On the query side, having lots of distinct graphs does not have to be a problem if the index scheme is the right one, i.e., the 4 index scheme discussed in the Virtuoso documentation. If the query does not specify a graph, then triples in any graph will be considered when evaluating the query.

One could write queries like —

SELECT  ?pub 
  WHERE 
    { 
      GRAPH  ?g 
        { 
          ?person  foaf:knows  ?contact 
        } 
      ?contact  foaf:name         "Alice"  . 
      ?g        xx:has_publisher  ?pub 
    }

This would return the publishers of graphs that assert that somebody knows Alice.

Of course, the RDF reification vocabulary can be used as-is to say things about single triples. It is however very inefficient and is not supported by any specific optimization. Further, reification does not seem to get used very much; thus there is no great pressure to specially optimize it.

If we have to say things about specific triples and this occurs frequently (i.e., for more than 10% or so of the triples), then modifying the quad table becomes an option. For all its inefficiency, the RDF reification vocabulary is applicable if reification is a rarity.

Virtuoso's RDF_QUAD table can be altered to have more columns. The problem with this is that space usage is increased and the RDF loading and query functions will not know about the columns. A SQL update statement can be used to set values for these additional columns if one knows the G,S,P,O.

Suppose we annotated each quad with the user who inserted it and a timestamp. These would be columns in the RDF_QUAD table. The next choice would be whether these were primary key parts or dependent parts. If primary key parts, these would be non-NULL and would occur on every index. The same quad would exist for each distinct user and time this quad had been inserted. For loading functions to work, these columns would need a default. In practice, we think that having such metadata as a dependent part is more likely, so that G,S,P,O are the unique identifier of the quad. Whether one would then include these columns on indices other than the primary key would depend on how frequently they were accessed.

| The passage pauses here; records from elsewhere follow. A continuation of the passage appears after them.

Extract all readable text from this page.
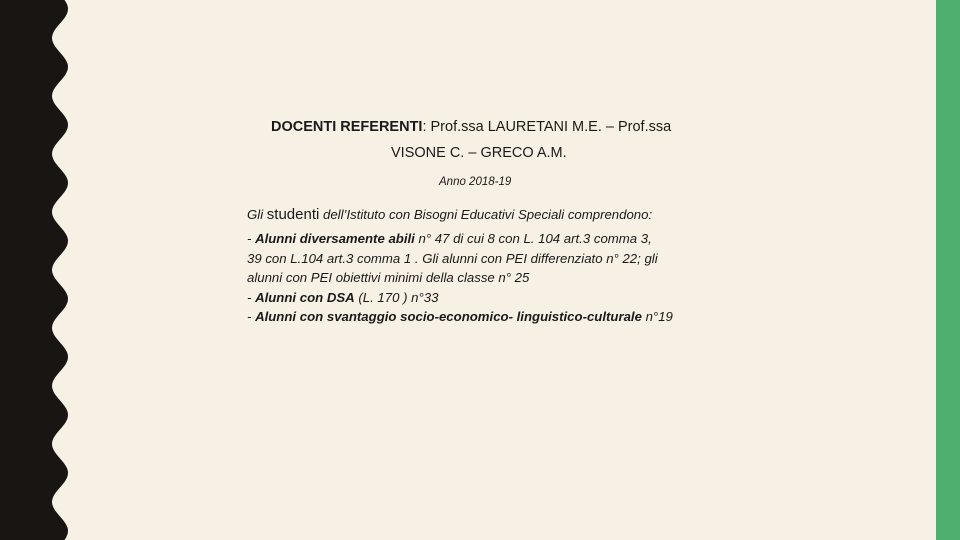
DOCENTI REFERENTI: Prof.ssa LAURETANI M.E. – Prof.ssa
VISONE C. – GRECO A.M.
Anno 2018-19
Gli studenti dell’Istituto con Bisogni Educativi Speciali comprendono:
- Alunni diversamente abili n° 47 di cui 8 con L. 104 art.3 comma 3,
39 con L.104 art.3 comma 1 . Gli alunni con PEI differenziato n° 22; gli
alunni con PEI obiettivi minimi della classe n° 25
- Alunni con DSA (L. 170 ) n°33
- Alunni con svantaggio socio-economico- linguistico-culturale n°19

In SPARQL, one could use an extension syntax like —

SELECT  * 
  WHERE 
    { ?person      foaf:knows  ?connection 
                   OPTION ( time  ?ts )     . 
      ?connection  foaf:name   "Alice"      . 
      FILTER ( ?ts > "2009-08-08"^^xsd:datetime ) 
    }

This would return everybody who knows Alice since a date more recent than 2009-08-08. This presupposes that the quad table has been extended with a datetime column.

The OPTION (time ?ts) syntax is not presently supported but we can easily add something of the sort if there is user demand for it. In practice, this would be an extension mechanism enabling one to access extension columns of RDF_QUAD via a column ?variable syntax in the OPTION clause.

If quad metadata were not for every quad but still relatively frequent, another possibility would be making a separate table with a key of GSPO and a dependent part of R, where R would be the reification URI of the quad. Reification statements would then be made with R as a subject. This would be more compact than the reification vocabulary and would not modify the RDF_QUAD table. The syntax for referring to this could be something like —

SELECT * 
  WHERE 
    { ?person   foaf:knows         ?contact 
                OPTION ( reify  ?r )          . 
      ?r        xx:assertion_time  ?ts       . 
      ?contact  foaf:name          "Alice"   . 
      FILTER ( ?ts > "2008-8-8"^^xsd:datetime ) 
    }

We could even recognize the reification vocabulary and convert it into the reify option if this were really necessary. But since it is so unwieldy I don't think there would be huge demand. Who knows? You tell us.